Collins had a massive heart attack at 45, and gloomily returned to work at his job at a local chemical company.

"... Every time I crossed the railroad tracks outside the plant on the way into work, I could start to feel the stress," he said. "I'd get into a sweat. One night at home, my son, who's only seven, told some neighbors, ‘My dad is lying down. He doesn't feel well. He never feels well.'

"That's when I knew to change: My legacy to my family wasn't going to be feeling miserable."

So even though he's slight of build, just 5-foot-5 and under 150 pounds, Collins finally relented to the advice of a brother and nephew at the sheriff's office and applied for work there.

"I knew it would be a wonderful career, but I worried about fitting in – I'm not exactly the enforcer or confrontational type," Collins said. "But when I went through the training, especially the physical part, people were so encouraging. Even other candidates cheered for each other. It was like a family. This was where I wanted to be.

"I was blessed because during the interview process, my interest and love of animals came through and I was hired in Animal Control. Can you believe it? I have an office and a laptop. And vehicle."

He also had some experience corralling wayward animals of all types, volunteering in the past with a Brunswick County wildlife rehabilitation group. Those moments top any risky encounters in his new role.

"Yep, the toughest assignment was down at Ocean Isle Beach getting a stubborn pelican, which couldn't fly, off a golf course," Collins said. "He got very aggressive. He looked short, but he stretched out his body and was eye-to-eye with me at 5-foot-5. I finally got him in the back cab of my truck but their noses are hard as hammers, and he pounded away on the windows all the way to a farm that took him in along Lockwood Folly inlet. And there he is doing fine."

From rescue to "doing fine" is now his daily mission for New Hanover County animals.

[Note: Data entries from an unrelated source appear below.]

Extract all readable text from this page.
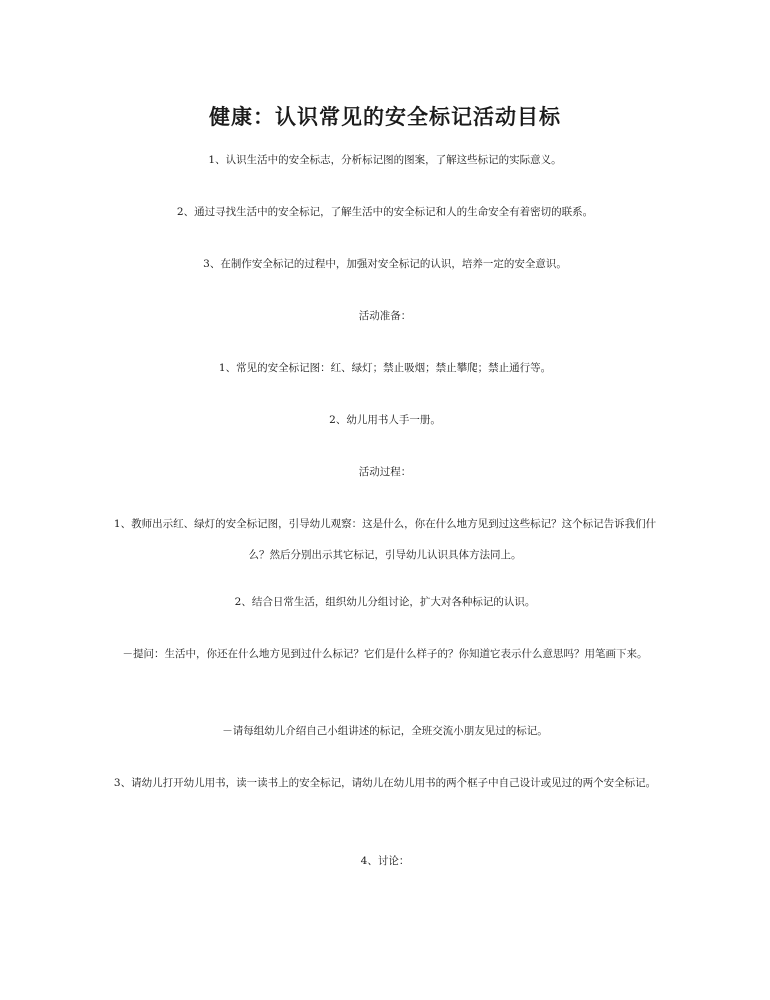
健康：认识常见的安全标记活动目标

1、认识生活中的安全标志，分析标记图的图案，了解这些标记的实际意义。

2、通过寻找生活中的安全标记，了解生活中的安全标记和人的生命安全有着密切的联系。

3、在制作安全标记的过程中，加强对安全标记的认识，培养一定的安全意识。

活动准备：

1、常见的安全标记图：红、绿灯；禁止吸烟；禁止攀爬；禁止通行等。

2、幼儿用书人手一册。

活动过程：

1、教师出示红、绿灯的安全标记图，引导幼儿观察：这是什么，你在什么地方见到过这些标记？这个标记告诉我们什么？然后分别出示其它标记，引导幼儿认识具体方法同上。

2、结合日常生活，组织幼儿分组讨论，扩大对各种标记的认识。

－提问：生活中，你还在什么地方见到过什么标记？它们是什么样子的？你知道它表示什么意思吗？用笔画下来。

－请每组幼儿介绍自己小组讲述的标记，全班交流小朋友见过的标记。

3、请幼儿打开幼儿用书，读一读书上的安全标记，请幼儿在幼儿用书的两个框子中自己设计或见过的两个安全标记。

4、讨论：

Collins, for instance, tracks down dogs running loose – who should be on a leash – and returns them to their owners, often along with a citation. He makes sure owners understand that an animal that has been bitten or bites must be quarantined for 10 days.

Bringing strays to the county shelter out by the airport is where Collins looks on with pride as staffers work their magic to make animals that are sickly or unsociable presentable for adoption.

Then Collins, who as a youngster growing up in Sunset Park was a regular in children's theater with Thalian organizations and the Straw Hat group at the University of North Carolina Wilmington, and later compensated for his size by learning and teaching martial arts, heads home to a neighborhood full of kids and no stress.

He might even take some of them over to Village Road in Leland to Mr. Frosty's, just down the road from the Piggly Wiggly. His family bought the place in 1985 and he still works there on weekends. Its famous milkshakes loaded with butter cream weren't the culprit for his heart attack, he insists.

"It was hereditary," Collins said. "My mom had a heart attack when she was 21. I still have milkshakes. My favorite is the strawberry-pineapple-banana. And now my kids love those, too."

A treat from their daddy who feels just fine now.